Actually a few points here.
Lets look at the mechanics of what HAS been happening typically (from SCD/SAI history)
ETH price rising. CDP owners are ABLE to mint and sell more DAI (more DAI liquidity, typically lower DAI price than if the markets are stable or decreasing). IF we factor in SF in this a higher SF typically means less minting, and more likely for loans to be paid back (less DAI liquidity). SF rate has some effect here in terms of controlling the amount of DAI borrowers would be willing to mint.
ETH price dropping. CDP owners scrambling for collateral or better DAI to pay back loans. Here one needs DAI to short markets and so what we see is a PEG that goes > 1 because of lack of liquidity - particularly by CDP owners. This happens quite often. The SF rate effect here is basically NIL because the overwhelming concern of CDP holders is to not get liquidated vs. paying fees. In this case imo the SF rate is mostly irrellevant.
ETH price stable. This is the steady state collateral case where we will get minting if the PEG > 1 and sopping up to pay loans if < 1, provided the PEG fluctuation is significantly outside trade fee costs. The SF is in pretty good control here but based on the SCD data from last year it appears borrowers only react to changes of more than 5% up or down. It took the SF rate going from 1% to 18% before the PEG started to reverse from being as low as .98 at times to as high as 1.02 with fluctuations to .96 and 1.04.
Now if we add in the DSR effect. Think about what depositors think if the PEG goes below $1. This basically means they have lost all their DSR gains. Literally if in 1 month $1 DAI drops to .995 this is like a 6%/yr interest change in price and if they bought $1000DAI at the beginning of the month and withdrew and sold at the end of this month they would have gotten ~$3.33DAI worth of DAI in interest but then sold the $1003.33 for .995 to get 998.3 USD losing ~2%/yr effectively in interest. None of this includes fees on these transactions which are starting to be substantial for the ‘underserved’ (to the tune of .2-.5% or higher to exchange DAI to USDC on many exchanges now). Now lets reverse this.

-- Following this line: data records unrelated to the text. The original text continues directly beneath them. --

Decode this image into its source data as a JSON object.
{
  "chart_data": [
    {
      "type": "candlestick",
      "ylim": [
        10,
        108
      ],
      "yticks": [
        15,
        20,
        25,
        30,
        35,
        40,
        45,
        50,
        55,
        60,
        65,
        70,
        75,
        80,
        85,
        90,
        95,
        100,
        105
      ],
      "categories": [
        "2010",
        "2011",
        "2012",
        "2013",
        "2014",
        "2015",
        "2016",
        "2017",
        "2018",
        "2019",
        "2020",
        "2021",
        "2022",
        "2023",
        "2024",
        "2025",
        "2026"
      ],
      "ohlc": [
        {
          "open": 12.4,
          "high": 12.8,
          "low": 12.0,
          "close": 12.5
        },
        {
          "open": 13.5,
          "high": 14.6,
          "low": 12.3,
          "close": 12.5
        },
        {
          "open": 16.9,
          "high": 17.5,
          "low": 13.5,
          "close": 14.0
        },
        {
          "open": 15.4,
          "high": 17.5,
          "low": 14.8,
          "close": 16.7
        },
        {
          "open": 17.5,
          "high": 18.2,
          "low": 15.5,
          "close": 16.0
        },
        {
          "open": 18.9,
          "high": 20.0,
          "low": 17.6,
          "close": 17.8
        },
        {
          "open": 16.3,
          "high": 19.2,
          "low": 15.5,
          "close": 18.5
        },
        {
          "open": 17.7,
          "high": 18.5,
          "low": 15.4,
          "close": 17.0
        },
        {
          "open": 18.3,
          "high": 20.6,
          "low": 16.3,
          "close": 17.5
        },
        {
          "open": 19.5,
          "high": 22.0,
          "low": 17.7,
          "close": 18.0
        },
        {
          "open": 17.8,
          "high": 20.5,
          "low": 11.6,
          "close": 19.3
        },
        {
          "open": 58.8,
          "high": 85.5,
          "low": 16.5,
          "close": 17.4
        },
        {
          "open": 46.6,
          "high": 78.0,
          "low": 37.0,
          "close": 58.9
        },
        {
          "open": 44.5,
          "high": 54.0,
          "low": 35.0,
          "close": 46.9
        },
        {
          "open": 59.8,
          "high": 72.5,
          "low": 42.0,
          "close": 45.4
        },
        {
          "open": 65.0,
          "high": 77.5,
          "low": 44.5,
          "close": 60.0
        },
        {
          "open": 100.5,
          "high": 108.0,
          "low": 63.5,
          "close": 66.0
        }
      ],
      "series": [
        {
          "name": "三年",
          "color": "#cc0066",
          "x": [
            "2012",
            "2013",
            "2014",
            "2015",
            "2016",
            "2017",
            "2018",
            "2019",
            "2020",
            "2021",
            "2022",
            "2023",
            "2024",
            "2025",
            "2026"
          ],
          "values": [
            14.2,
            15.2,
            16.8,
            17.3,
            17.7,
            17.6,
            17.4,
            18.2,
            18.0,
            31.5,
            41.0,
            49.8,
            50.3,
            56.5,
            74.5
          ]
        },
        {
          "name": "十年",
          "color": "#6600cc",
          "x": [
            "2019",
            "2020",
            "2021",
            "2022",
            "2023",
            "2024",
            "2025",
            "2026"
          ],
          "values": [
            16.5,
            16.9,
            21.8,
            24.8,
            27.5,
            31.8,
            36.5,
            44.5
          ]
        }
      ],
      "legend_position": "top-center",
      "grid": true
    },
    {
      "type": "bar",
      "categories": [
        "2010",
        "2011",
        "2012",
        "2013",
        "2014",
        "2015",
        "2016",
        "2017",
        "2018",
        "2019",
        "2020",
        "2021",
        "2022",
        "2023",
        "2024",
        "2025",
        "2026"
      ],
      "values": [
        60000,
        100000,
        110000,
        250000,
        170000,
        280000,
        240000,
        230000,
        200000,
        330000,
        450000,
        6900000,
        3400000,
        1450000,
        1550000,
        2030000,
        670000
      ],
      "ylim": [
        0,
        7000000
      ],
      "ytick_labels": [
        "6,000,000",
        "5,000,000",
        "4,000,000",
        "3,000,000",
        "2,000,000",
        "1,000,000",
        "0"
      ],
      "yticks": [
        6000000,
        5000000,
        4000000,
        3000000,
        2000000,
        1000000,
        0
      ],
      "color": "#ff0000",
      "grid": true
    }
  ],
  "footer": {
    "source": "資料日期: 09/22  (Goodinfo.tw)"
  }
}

If the PEG is > 1 then DAI can come out of the DSR to sell and capture any extra return. Even a price of 1.005 provided fees don’t kill you can provide extra return to DSR holders. Certainly if the PEG is 1.01 or higher this can lead to return rates by selling DAI into markets from the DSR significantly higher than the DSR rate itself.

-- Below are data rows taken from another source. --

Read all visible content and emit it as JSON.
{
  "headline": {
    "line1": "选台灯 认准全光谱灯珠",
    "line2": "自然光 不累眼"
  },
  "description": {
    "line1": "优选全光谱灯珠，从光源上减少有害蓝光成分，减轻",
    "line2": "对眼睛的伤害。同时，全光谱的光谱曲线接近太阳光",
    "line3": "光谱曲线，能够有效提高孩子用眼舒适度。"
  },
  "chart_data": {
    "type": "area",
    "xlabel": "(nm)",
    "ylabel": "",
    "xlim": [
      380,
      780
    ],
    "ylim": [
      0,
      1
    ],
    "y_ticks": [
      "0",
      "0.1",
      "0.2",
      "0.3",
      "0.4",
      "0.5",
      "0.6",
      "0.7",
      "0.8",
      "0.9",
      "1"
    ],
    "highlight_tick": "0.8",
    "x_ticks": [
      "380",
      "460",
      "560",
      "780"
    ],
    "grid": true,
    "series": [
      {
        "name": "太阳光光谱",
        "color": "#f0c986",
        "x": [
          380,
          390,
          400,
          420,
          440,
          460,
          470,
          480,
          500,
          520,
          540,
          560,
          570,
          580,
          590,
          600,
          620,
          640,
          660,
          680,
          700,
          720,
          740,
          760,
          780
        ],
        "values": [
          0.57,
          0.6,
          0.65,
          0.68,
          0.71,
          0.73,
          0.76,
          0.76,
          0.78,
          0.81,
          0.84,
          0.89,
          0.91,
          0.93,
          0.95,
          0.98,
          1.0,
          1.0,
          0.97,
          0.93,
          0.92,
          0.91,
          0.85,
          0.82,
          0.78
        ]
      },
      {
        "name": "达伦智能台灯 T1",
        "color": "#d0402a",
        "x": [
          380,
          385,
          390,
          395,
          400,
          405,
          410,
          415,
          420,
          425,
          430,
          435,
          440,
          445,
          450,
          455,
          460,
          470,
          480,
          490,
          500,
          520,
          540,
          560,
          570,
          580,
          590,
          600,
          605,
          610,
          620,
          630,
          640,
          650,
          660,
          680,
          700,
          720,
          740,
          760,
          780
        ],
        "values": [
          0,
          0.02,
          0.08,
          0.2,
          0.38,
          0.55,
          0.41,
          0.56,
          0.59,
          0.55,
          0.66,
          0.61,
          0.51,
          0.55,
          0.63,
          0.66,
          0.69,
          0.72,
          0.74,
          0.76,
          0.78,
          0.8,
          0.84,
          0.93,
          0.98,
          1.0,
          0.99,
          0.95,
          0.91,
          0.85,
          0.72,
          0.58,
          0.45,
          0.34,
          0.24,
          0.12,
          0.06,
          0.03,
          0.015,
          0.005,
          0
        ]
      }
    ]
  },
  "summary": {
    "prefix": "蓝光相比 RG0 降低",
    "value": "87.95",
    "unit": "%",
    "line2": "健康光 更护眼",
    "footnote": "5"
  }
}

I think this is one point underlooked and underdiscussed about the DSR. It is a great place for liquidity to appear if the PEG is high, but won’t do dink except be very upset and lose money if the PEG is below $1. Again none of this factors in fees to convert back to cash. The fees to convert to cash I consider to be the biggest reason why the PEGs are going to fluctuate about $1. It is why I think the absolute BEST PEG price target is .995-1.005 to perhaps 3 sigma. But when you consider this floating price against the return earned and the prices obtained when people need to convert their DAI to cash you see how easily their DSR return could be washed out immediately.

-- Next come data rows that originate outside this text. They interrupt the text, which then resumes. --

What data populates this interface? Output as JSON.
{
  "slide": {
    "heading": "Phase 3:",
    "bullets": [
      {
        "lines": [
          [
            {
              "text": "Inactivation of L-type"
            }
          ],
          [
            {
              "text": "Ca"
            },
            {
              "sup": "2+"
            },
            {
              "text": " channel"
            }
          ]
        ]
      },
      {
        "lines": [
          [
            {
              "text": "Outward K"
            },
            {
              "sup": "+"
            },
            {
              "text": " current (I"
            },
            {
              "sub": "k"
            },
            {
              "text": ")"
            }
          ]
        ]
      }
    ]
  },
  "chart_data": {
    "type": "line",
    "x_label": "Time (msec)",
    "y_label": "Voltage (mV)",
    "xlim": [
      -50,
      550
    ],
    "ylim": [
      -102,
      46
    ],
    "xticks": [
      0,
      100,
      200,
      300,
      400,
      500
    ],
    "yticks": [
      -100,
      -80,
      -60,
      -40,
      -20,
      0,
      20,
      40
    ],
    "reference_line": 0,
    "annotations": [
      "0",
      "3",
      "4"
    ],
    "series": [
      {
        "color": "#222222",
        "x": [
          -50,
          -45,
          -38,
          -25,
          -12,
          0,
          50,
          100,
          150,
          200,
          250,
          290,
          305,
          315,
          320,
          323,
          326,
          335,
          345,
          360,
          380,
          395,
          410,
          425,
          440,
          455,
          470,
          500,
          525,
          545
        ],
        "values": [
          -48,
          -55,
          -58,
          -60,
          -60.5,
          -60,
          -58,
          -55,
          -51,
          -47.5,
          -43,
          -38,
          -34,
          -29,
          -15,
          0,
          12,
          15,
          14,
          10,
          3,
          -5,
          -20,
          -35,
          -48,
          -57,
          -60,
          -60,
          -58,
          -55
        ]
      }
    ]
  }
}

This is one of the many reasons the PEG being at $1 or higher is actually desireable and hence a higher than what markets might want SF, and a lower DAI growth trajectory for MKR holders, to facilitate the stated Maker objective. At least if Maker really wants to serve the ‘underserved’ - i.e. peoples who probably will never have more than $1000 DAI in their lives at any time. What Maker really should be focused on is enabling key markets where people can exchange DAI directly for goods these underserved might need/want to buy and so offloading the conversion fees to vendors who are more likely to have lower fees and more easily be able to absorb these fee costs. Maker should also be considering that the PEG needs to be maintained at or above $1 if possible. A better PEG target for these underserved markets is something like .997-1.007 with the mean at or around 1.002.